I’ve been in the healthcare delivery business now for 30 years and I can confidently say we’ve paid almost no attention to design. Systems are built around physicians’ desires and workflows, and physicians tend to be quantitative, content-focused and able to handle multiple variables at once. Perhaps that is why we have not put a premium on design. As we get closer to a world where we are engaging patients in their own health outcomes, design will be much more critical.
I am not talking about designer drugs — using highly specific molecules based on genetic signatures to attack cancers and the like — which are truly amazing. I also saw one of the first real-world examples of designer organs that I’m aware of recently where a toddler born without a trachea had a transplant of a plastic tube lined with her own cells grown in the lab.
Rather, I’m talking about design in systems used for day-to-day delivery of care. First, a couple of examples where design is wanting: A little over a year ago, Medicare put in place a payment rule that penalized hospitals if a patient is readmitted within 30 days of discharge for the same condition. CMS published a listing of what these penalties might be, based on the readmissions rates of each hospital the year before. It is a 59-page PDF file. The information is all there, but the design leaves a lot to be desired. By contrast, the folks from Health Recovery Solutions took the same information and presented it in a much more digestible way at checkmypenalty.com. Here you enter your hospital’s name and get a clear, one-page output that visually shows your exposure on readmissions, which can be understood at a glance.
The second example is the Blue Button initiative. A bold and exciting move by the Department of Veteran’s Affairs, the idea is that clicking on a blue button on a web page allows a Veteran to download his or her health information. The downside, at least in the beginning, was that the resulting file was an ASCII text file. This file format combined with the ‘medical-ese’ made for a rendering that was less than ideal for the Vets.

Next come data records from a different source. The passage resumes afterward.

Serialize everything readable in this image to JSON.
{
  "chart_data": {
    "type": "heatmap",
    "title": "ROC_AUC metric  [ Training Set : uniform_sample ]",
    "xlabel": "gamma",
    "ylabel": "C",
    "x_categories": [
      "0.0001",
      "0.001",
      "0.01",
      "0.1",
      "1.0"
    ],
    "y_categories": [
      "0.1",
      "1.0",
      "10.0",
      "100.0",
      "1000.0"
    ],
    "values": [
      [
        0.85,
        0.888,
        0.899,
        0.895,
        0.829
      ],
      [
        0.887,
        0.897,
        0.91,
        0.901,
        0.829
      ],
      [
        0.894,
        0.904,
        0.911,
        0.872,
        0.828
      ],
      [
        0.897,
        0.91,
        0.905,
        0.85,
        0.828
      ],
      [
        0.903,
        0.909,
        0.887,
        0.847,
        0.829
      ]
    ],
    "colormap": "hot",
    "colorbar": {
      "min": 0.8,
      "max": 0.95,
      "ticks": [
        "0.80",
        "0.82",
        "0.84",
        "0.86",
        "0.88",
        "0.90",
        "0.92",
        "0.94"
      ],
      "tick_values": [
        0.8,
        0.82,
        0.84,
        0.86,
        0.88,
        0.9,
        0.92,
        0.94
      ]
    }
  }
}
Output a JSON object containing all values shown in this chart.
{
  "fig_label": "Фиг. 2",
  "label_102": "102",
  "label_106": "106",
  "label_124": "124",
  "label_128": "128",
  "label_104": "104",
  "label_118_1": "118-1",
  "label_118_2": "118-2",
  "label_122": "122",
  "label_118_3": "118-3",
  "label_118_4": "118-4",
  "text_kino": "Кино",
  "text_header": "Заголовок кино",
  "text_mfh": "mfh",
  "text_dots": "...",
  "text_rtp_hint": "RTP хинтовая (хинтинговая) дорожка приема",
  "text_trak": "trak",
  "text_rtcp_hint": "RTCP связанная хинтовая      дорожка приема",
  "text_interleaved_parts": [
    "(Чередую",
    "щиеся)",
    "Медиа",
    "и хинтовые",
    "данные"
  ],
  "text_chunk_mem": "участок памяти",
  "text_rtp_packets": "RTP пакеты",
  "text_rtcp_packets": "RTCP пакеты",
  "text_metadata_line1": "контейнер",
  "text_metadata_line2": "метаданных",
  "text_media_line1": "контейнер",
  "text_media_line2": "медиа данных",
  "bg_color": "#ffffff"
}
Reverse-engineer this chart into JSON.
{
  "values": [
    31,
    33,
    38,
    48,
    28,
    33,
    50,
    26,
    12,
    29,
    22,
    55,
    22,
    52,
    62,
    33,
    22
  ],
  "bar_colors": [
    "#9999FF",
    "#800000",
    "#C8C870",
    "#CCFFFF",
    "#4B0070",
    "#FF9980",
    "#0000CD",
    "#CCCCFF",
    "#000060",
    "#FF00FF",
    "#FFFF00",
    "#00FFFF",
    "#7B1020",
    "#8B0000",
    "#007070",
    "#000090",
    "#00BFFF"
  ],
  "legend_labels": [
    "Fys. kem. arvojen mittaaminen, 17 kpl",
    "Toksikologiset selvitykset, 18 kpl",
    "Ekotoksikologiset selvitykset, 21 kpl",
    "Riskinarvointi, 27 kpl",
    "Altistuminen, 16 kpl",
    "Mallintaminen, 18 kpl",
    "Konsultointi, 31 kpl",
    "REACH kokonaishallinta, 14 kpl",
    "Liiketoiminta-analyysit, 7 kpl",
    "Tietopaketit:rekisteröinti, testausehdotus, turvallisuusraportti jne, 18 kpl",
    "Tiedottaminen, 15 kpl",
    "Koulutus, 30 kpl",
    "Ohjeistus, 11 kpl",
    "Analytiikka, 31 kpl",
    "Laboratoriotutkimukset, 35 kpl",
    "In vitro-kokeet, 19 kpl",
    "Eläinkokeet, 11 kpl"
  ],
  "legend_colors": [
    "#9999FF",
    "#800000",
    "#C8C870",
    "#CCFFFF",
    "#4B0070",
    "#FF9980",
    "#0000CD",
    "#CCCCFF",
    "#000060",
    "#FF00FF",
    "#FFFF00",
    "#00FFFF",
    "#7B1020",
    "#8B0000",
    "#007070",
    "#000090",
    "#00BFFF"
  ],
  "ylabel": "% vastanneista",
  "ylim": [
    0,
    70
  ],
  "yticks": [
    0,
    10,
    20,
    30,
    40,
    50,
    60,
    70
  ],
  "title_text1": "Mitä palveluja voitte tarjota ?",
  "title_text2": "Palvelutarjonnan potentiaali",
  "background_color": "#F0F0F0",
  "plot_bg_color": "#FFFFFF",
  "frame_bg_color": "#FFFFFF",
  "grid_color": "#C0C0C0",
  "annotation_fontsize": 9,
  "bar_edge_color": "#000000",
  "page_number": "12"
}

At the Center for Connected Health, we strive to bring healthcare into the day-to-day lives of patients as a continuous function. In doing so we’ve discovered that small design principles can make a big difference. To illustrate this, I first want to point out the relationship between engagement and outcomes. This is best illustrated in a study we published (J Diabetes Sci Technol 2012;6(6):1328-1336) on our Diabetes Connect program. In this particular paper we observed that patients who upload their glucometer readings more frequently have better outcomes. Likewise, if a primary care practice enrolls patients in the program, those that upload earliest after enrollment do better. Our interpretation is that patients who care enough to test their glucose early and often probably pay close attention to other aspects of their care (diet, exercise, medication adherence) and thus frequency of glucometer uploads is a proxy for adherence.